Promiscuity rules? The dispensability of cyclin E and Cdk2

Abstract

The canonical view of the mammalian cell cycle arose from studies of cultured cells rather than mutant organisms. It depicts the many complexes of cyclin and Cdk (cyclin/Cdk) as fulfilling unique and essential steps that dictate the sequential order of cell cycle events. Recent analyses of knockout mice challenge this view. Cdk2 and cyclin E, long thought to be essential, are largely dispensable. Here, we discuss the phenotypes of these and other cyclin/Cdk mutants in genetically tractable metazoa (mouse, fly, and nematode) and explore possible reasons behind similarities and differences among experimental systems and cell types.

Fig. 1

A canonical view of regulators that control entry into S phase.

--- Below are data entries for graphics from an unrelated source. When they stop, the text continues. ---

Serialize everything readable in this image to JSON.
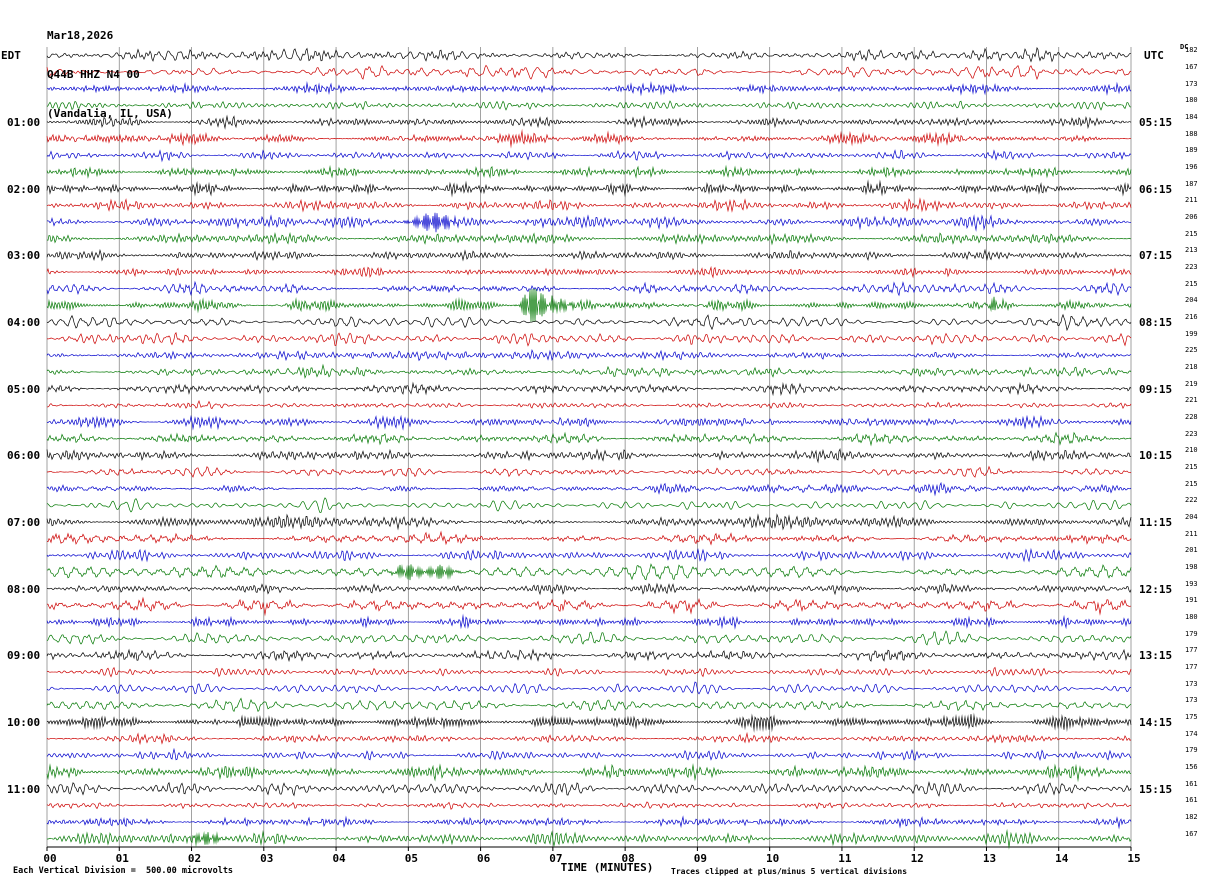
{
  "header": {
    "date": "Mar18,2026",
    "station": "Q44B HHZ N4 00",
    "location": "(Vandalia, IL, USA)"
  },
  "axes": {
    "left_timezone": "EDT",
    "right_timezone": "UTC",
    "dc_label": "DC",
    "x_title": "TIME (MINUTES)",
    "x_ticks": [
      "00",
      "01",
      "02",
      "03",
      "04",
      "05",
      "06",
      "07",
      "08",
      "09",
      "10",
      "11",
      "12",
      "13",
      "14",
      "15"
    ],
    "left_note": "Each Vertical Division =  500.00 microvolts",
    "right_note": "Traces clipped at plus/minus 5 vertical divisions"
  },
  "chart_data": {
    "type": "line",
    "subtype": "seismogram-heliplot-webicorder",
    "minutes_per_row": 15,
    "x_range_minutes": [
      0,
      15
    ],
    "grid": true,
    "rows_count": 48,
    "trace_color_cycle": [
      "#000000",
      "#cc0000",
      "#0000cc",
      "#007700"
    ],
    "grid_color": "#8a8a8a",
    "rows": [
      {
        "left": "",
        "right": "",
        "color": "#000000",
        "dc": 182
      },
      {
        "left": "",
        "right": "",
        "color": "#cc0000",
        "dc": 167
      },
      {
        "left": "",
        "right": "",
        "color": "#0000cc",
        "dc": 173
      },
      {
        "left": "",
        "right": "",
        "color": "#007700",
        "dc": 180
      },
      {
        "left": "01:00",
        "right": "05:15",
        "color": "#000000",
        "dc": 184
      },
      {
        "left": "",
        "right": "",
        "color": "#cc0000",
        "dc": 188
      },
      {
        "left": "",
        "right": "",
        "color": "#0000cc",
        "dc": 189
      },
      {
        "left": "",
        "right": "",
        "color": "#007700",
        "dc": 196
      },
      {
        "left": "02:00",
        "right": "06:15",
        "color": "#000000",
        "dc": 187
      },
      {
        "left": "",
        "right": "",
        "color": "#cc0000",
        "dc": 211
      },
      {
        "left": "",
        "right": "",
        "color": "#0000cc",
        "dc": 206
      },
      {
        "left": "",
        "right": "",
        "color": "#007700",
        "dc": 215
      },
      {
        "left": "03:00",
        "right": "07:15",
        "color": "#000000",
        "dc": 213
      },
      {
        "left": "",
        "right": "",
        "color": "#cc0000",
        "dc": 223
      },
      {
        "left": "",
        "right": "",
        "color": "#0000cc",
        "dc": 215
      },
      {
        "left": "",
        "right": "",
        "color": "#007700",
        "dc": 204
      },
      {
        "left": "04:00",
        "right": "08:15",
        "color": "#000000",
        "dc": 216
      },
      {
        "left": "",
        "right": "",
        "color": "#cc0000",
        "dc": 199
      },
      {
        "left": "",
        "right": "",
        "color": "#0000cc",
        "dc": 225
      },
      {
        "left": "",
        "right": "",
        "color": "#007700",
        "dc": 218
      },
      {
        "left": "05:00",
        "right": "09:15",
        "color": "#000000",
        "dc": 219
      },
      {
        "left": "",
        "right": "",
        "color": "#cc0000",
        "dc": 221
      },
      {
        "left": "",
        "right": "",
        "color": "#0000cc",
        "dc": 228
      },
      {
        "left": "",
        "right": "",
        "color": "#007700",
        "dc": 223
      },
      {
        "left": "06:00",
        "right": "10:15",
        "color": "#000000",
        "dc": 210
      },
      {
        "left": "",
        "right": "",
        "color": "#cc0000",
        "dc": 215
      },
      {
        "left": "",
        "right": "",
        "color": "#0000cc",
        "dc": 215
      },
      {
        "left": "",
        "right": "",
        "color": "#007700",
        "dc": 222
      },
      {
        "left": "07:00",
        "right": "11:15",
        "color": "#000000",
        "dc": 204
      },
      {
        "left": "",
        "right": "",
        "color": "#cc0000",
        "dc": 211
      },
      {
        "left": "",
        "right": "",
        "color": "#0000cc",
        "dc": 201
      },
      {
        "left": "",
        "right": "",
        "color": "#007700",
        "dc": 198
      },
      {
        "left": "08:00",
        "right": "12:15",
        "color": "#000000",
        "dc": 193
      },
      {
        "left": "",
        "right": "",
        "color": "#cc0000",
        "dc": 191
      },
      {
        "left": "",
        "right": "",
        "color": "#0000cc",
        "dc": 180
      },
      {
        "left": "",
        "right": "",
        "color": "#007700",
        "dc": 179
      },
      {
        "left": "09:00",
        "right": "13:15",
        "color": "#000000",
        "dc": 177
      },
      {
        "left": "",
        "right": "",
        "color": "#cc0000",
        "dc": 177
      },
      {
        "left": "",
        "right": "",
        "color": "#0000cc",
        "dc": 173
      },
      {
        "left": "",
        "right": "",
        "color": "#007700",
        "dc": 173
      },
      {
        "left": "10:00",
        "right": "14:15",
        "color": "#000000",
        "dc": 175
      },
      {
        "left": "",
        "right": "",
        "color": "#cc0000",
        "dc": 174
      },
      {
        "left": "",
        "right": "",
        "color": "#0000cc",
        "dc": 179
      },
      {
        "left": "",
        "right": "",
        "color": "#007700",
        "dc": 156
      },
      {
        "left": "11:00",
        "right": "15:15",
        "color": "#000000",
        "dc": 161
      },
      {
        "left": "",
        "right": "",
        "color": "#cc0000",
        "dc": 161
      },
      {
        "left": "",
        "right": "",
        "color": "#0000cc",
        "dc": 182
      },
      {
        "left": "",
        "right": "",
        "color": "#007700",
        "dc": 167
      }
    ],
    "events": [
      {
        "row": 10,
        "minute": 5.35,
        "width_min": 0.45,
        "amp": 3.2
      },
      {
        "row": 15,
        "minute": 6.72,
        "width_min": 0.18,
        "amp": 10
      },
      {
        "row": 15,
        "minute": 6.98,
        "width_min": 0.5,
        "amp": 2.2
      },
      {
        "row": 15,
        "minute": 13.1,
        "width_min": 0.15,
        "amp": 2.0
      },
      {
        "row": 31,
        "minute": 5.0,
        "width_min": 0.3,
        "amp": 2.6
      },
      {
        "row": 31,
        "minute": 5.45,
        "width_min": 0.3,
        "amp": 2.4
      },
      {
        "row": 47,
        "minute": 2.2,
        "width_min": 0.35,
        "amp": 2.0
      }
    ]
  }
}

The rise in cyclin D levels and associated kinase activities results in partial phosphorylation of pocket proteins (Rb, p107, p130) and partial activation of the transcription factor E2F. This allows for synthesis of cyclin E and a rise in associated Cdk2 activity. At least three roles in the G₁ to S transition have been ascribed to cyclin E/Cdk2: (i) further phosphorylation and inactivation of the “pocket” proteins allowing for E2F-dependent transcription of S-phase genes, (ii) phosphorylation of the Cdk inhibitor p27, and (iii) phosphorylation and activation of proteins involved in DNA synthesis. Cyclin A/Cdk2 may be able to substitute for cyclin E/Cdk2 in some, but not all, of these roles.